Cuban Dry Forests
Bioregion: Caribbean Islands (NT26)
Realm: Central America
Ecoregion Size (1000 ha):
States: Cuba, Cayman Islands
The little goblin bat is an endemic mammal of the Cuban Dry Forests ecoregion. This little bat is an insectivore with highly developed echolocation ability which it uses to catch months and other nocturnal bugs in mid-air. The little goblin is a free-tailed bat and spends its days sleeping under the leaves of palm trees and even occasionally inside man-made structures where it can find a quite dark spot. At night it gleans and catches insects as they flit about the canopy and over the Cuban dry forests. The little goblin bat’s importance in regulating insect populations and therefore control crop pests and nuisance to people is often underestimated.
Originally the dry forests of Cuba accounted for most of the island’s vegetation (more than 50%), particularly on the plains, hills, and mountains of the interior, from sea level to an elevation of about 700 m, as well as in some coastal zones. Average annual precipitation in these forests is varied but generally ranges from 1,000–2,000 mm. Average annual temperature is about 25°C.
The appearance of the dry forests in this ecoregion is due to both climate and geological factors, since many of them are located on soils that are toxic, shallow, and have little ability to retain water. The vegetation is predominately evergreen forests that are classified according to specific leaf length as mesophilous (13–26 cm) or microphyllous (1–6 cm). The mesophilous forests include aguacatillo, ocuje, jocuma, and macurije trees. The microphyllous forests, largely coastal, notably composed of pucte, holywood, ironwood, wild tamarind, and chaca trees among others.
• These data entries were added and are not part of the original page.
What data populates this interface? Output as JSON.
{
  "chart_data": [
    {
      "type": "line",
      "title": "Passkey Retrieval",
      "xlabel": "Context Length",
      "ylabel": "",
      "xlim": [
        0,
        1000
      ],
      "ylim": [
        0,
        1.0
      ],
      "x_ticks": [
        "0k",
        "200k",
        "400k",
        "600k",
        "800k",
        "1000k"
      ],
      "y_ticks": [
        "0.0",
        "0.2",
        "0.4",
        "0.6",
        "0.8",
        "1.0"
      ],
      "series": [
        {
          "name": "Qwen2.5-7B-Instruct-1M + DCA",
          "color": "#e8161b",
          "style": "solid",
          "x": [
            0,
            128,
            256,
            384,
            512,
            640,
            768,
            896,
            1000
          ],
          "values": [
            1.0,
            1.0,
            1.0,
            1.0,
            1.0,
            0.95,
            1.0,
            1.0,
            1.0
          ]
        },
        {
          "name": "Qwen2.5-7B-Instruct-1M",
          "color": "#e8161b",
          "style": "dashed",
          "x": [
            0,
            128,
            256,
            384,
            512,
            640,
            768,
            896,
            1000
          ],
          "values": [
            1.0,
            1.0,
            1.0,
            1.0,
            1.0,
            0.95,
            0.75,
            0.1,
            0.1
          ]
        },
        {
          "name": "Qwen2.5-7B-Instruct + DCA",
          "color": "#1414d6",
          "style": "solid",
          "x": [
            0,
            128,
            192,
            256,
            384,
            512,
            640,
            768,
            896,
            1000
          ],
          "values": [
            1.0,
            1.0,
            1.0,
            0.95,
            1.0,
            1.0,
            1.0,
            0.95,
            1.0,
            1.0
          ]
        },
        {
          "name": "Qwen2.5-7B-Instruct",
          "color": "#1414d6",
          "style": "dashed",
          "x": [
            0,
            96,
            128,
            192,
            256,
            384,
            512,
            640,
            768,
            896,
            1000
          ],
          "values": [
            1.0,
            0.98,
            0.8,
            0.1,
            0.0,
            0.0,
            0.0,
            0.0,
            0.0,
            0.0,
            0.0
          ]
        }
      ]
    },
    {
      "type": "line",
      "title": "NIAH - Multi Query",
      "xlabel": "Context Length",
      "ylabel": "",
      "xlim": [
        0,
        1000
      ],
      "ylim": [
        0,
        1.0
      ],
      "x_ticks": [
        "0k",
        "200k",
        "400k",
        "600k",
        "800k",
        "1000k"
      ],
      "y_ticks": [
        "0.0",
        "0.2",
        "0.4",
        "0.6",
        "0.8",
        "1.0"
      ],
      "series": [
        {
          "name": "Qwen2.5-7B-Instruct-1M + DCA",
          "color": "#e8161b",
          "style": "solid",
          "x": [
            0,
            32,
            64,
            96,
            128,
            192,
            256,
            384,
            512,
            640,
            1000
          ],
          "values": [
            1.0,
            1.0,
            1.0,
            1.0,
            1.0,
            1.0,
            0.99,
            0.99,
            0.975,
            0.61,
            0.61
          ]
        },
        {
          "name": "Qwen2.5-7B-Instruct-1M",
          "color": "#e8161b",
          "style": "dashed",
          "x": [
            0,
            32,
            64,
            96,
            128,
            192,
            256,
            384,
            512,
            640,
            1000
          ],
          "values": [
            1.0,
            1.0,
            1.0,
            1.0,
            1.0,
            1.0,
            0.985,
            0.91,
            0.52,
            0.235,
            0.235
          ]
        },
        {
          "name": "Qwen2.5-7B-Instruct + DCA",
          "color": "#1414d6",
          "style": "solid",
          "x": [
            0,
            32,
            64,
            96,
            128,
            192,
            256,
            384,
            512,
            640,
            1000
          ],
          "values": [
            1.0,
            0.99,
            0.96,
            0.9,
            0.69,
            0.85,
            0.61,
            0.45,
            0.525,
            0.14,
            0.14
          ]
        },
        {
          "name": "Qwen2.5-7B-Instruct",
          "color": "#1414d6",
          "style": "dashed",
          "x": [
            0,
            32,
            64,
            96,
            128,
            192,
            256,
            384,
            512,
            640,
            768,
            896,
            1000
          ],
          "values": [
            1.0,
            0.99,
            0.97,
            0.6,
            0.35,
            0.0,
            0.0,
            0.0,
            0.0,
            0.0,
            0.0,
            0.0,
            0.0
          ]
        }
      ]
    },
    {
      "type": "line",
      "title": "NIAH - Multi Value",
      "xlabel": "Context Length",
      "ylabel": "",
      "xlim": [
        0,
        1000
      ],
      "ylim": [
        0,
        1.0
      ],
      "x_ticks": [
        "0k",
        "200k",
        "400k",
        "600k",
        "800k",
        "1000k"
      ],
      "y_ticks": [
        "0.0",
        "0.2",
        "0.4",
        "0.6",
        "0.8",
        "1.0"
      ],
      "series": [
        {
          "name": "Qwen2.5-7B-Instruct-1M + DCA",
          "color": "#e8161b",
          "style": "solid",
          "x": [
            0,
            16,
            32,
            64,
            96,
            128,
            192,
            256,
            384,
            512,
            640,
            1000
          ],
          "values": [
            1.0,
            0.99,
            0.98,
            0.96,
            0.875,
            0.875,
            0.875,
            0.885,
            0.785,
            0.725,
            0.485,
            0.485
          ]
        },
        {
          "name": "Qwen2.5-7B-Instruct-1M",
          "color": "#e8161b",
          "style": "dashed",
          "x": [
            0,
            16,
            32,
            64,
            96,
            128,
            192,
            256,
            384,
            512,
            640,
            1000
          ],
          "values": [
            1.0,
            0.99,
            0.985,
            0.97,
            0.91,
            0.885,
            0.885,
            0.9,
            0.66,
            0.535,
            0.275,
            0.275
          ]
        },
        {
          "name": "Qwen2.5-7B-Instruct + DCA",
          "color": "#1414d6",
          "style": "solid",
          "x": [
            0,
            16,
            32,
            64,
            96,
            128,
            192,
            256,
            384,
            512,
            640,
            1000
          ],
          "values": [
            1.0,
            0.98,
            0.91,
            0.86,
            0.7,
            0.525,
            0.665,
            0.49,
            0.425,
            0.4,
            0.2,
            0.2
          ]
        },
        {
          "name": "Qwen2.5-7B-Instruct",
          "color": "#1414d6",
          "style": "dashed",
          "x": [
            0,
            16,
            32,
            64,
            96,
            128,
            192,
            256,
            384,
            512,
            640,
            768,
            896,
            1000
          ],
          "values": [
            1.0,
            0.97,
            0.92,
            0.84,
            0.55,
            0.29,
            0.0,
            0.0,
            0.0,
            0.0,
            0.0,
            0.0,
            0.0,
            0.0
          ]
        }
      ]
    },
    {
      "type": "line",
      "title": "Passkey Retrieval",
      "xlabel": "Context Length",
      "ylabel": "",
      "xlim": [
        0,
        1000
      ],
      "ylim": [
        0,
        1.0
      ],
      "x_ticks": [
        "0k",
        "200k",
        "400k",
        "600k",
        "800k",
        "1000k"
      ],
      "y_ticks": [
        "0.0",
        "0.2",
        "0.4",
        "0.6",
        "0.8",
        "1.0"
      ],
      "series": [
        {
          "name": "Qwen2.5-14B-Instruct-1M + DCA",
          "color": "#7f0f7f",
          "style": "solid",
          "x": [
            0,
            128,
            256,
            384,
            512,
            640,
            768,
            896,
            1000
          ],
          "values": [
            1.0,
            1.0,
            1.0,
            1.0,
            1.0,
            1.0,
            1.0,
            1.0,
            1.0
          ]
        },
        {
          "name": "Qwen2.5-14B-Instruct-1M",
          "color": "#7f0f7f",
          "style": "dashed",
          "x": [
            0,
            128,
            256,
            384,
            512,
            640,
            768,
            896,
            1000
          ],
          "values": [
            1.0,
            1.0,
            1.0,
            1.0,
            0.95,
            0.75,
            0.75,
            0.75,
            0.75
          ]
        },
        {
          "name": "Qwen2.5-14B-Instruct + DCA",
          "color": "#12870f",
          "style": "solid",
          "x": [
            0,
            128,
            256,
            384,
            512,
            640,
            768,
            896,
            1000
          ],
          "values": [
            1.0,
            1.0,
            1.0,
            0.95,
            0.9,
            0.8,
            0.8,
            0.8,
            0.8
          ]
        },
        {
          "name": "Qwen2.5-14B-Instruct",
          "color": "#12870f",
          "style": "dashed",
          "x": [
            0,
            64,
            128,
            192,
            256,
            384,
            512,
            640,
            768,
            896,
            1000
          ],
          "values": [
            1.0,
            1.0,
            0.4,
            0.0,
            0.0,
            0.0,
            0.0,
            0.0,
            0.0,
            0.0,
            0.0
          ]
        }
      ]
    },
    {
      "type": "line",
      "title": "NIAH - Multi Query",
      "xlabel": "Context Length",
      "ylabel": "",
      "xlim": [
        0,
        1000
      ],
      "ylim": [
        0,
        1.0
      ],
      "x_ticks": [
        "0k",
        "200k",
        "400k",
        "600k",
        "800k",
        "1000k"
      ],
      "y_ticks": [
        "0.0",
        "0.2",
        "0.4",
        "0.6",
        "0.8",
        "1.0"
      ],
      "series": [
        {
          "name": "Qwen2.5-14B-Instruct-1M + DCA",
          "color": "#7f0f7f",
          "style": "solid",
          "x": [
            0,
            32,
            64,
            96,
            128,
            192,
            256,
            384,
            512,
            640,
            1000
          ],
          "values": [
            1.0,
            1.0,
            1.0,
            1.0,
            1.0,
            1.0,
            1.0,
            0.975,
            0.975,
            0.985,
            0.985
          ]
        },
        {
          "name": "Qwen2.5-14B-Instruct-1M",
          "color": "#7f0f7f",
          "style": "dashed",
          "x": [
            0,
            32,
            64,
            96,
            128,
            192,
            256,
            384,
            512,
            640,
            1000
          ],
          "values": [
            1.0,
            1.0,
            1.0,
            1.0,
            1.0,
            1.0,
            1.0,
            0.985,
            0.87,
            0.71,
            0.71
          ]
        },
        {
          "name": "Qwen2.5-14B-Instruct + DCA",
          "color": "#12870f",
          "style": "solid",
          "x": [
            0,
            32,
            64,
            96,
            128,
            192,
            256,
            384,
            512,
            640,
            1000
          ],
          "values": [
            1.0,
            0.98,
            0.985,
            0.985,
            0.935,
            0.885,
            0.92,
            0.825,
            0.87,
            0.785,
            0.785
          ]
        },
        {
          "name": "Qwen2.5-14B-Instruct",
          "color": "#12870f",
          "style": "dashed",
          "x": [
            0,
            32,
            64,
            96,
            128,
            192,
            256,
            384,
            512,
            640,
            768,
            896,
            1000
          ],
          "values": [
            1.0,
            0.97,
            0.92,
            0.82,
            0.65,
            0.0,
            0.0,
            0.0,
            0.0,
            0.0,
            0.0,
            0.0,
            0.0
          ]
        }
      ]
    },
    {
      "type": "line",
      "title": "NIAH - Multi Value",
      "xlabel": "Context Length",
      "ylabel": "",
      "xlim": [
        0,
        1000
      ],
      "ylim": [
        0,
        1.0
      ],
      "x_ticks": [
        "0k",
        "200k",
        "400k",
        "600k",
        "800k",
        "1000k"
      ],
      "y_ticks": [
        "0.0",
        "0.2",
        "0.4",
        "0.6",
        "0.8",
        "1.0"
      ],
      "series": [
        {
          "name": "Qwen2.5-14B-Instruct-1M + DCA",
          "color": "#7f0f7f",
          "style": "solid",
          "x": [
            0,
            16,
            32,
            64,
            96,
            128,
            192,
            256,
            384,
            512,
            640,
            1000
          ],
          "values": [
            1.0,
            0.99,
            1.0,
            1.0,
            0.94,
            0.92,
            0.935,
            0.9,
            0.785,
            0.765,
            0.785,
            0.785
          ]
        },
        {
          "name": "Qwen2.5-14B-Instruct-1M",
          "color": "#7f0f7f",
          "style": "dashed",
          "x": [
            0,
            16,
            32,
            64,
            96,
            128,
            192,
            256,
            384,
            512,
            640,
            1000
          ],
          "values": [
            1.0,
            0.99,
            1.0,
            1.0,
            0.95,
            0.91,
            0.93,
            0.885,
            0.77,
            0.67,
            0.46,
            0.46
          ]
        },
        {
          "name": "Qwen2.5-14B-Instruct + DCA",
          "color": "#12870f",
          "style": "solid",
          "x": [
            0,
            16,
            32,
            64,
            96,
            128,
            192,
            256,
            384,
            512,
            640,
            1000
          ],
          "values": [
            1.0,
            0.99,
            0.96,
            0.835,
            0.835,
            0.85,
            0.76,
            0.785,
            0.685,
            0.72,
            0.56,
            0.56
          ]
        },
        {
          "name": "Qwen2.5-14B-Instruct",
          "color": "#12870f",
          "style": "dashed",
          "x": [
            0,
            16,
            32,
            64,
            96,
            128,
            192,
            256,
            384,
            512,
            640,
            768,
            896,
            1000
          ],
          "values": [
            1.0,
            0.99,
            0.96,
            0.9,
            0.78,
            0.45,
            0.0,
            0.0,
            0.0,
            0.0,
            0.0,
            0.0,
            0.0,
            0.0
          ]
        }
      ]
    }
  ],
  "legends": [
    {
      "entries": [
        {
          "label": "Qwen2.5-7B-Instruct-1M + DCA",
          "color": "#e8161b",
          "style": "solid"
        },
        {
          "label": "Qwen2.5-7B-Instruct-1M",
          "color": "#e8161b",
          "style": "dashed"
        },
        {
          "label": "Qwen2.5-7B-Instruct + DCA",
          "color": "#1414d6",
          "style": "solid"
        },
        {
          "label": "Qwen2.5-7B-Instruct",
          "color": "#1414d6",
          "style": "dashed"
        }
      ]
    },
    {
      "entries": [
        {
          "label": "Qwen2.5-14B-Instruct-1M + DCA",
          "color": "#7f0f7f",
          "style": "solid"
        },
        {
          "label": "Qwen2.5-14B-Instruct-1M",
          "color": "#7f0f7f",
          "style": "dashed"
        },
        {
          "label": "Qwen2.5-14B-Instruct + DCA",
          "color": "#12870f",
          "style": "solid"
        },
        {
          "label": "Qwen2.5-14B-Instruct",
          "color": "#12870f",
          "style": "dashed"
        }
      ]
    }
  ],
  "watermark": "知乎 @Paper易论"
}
Another type of dry forest is the vegetation known as mogote, which consists of a complex of plant formations with semideciduous and evergreen forests. These forests occur in mountain areas and have a discontinuous story of trees 5-10 m high. There are multiple types of dry forest, some of them with a high level of endemism and distinctive species.
The Cuban Dry Forests ecoregion contains 141 bird species, 11 of them endemic to the island, and some of which are endangered, for example the blue-headed quail dove. In addition, it is an important region for migratory birds. There are 30 species of reptile, one of them locally endemic, as well as stable populations of iguanas. The endangered Eleutherodactylus guanahacabibes is an endemic species of frog to the region. Other species of interest include the bee hummingbird—the smallest bird in the world—Cuban toddy, Gervais’s funnel-eared bat, and the aforementioned little goblin bat.
Despite that the Cuban dry forests once accounted for 50% of the island’s vegetation, currently more than 90% have been degraded or converted into savannas. Current main threats to the ecoregion include felling of trees and selective forestry operations, the production of charcoal, frequent burning, and slash and burn agriculture.
The degree of habitat fragmentation is severe, with connectivity between fragments with natural vegetation. Protected areas include Guanahacabibes Peninsula Biosphere Reserve, the El Veral Natural Reserve, the Sierra del Rosario Biosphere Reserve, the Mil Cumbres Integrated Management Area, the Viñales National Park for mogotes vegetation, the Southern National Park on the Isla de la Juventud, the Buenavista Biosphere Reserve, the Escambray Integrated Management Area, and the Gran Parque Sierra Maestra Integrated Management Area. Although there are quite a few protected areas, the status of the ecoregion is less optimistic as dry forests ecosystems are very sensitive to disturbance.
The priority conservation actions for the next decade are to: 1) facilitate biological corridors and habitat connectivity between remaining habitat fragments and protected areas; 2) initiate sustainable forest material extraction management; and 3) encourage natural resource based agricultural practices.
1. D’Ambrosio, U. 2018. Island of Cuba in the Caribbean https://www.worldwildlife.org/ecoregions/nt0213 Accessed October 4, 2018.
2. Dinerstein, E., D. M. Olson, D. L. Graham, A. L. Webster, S. A. Primm, M. P. Bookbinder, and G. Ledec. 1995. A conservation assessment of the terrestrial ecoregions of Latin America and the Caribbean. DC.: WWF and The World Bank.
3. Bisse, J. 1988. Árboles de Cuba. Editorial Científico-Técnica, Ciudad de la Habana, Cuba.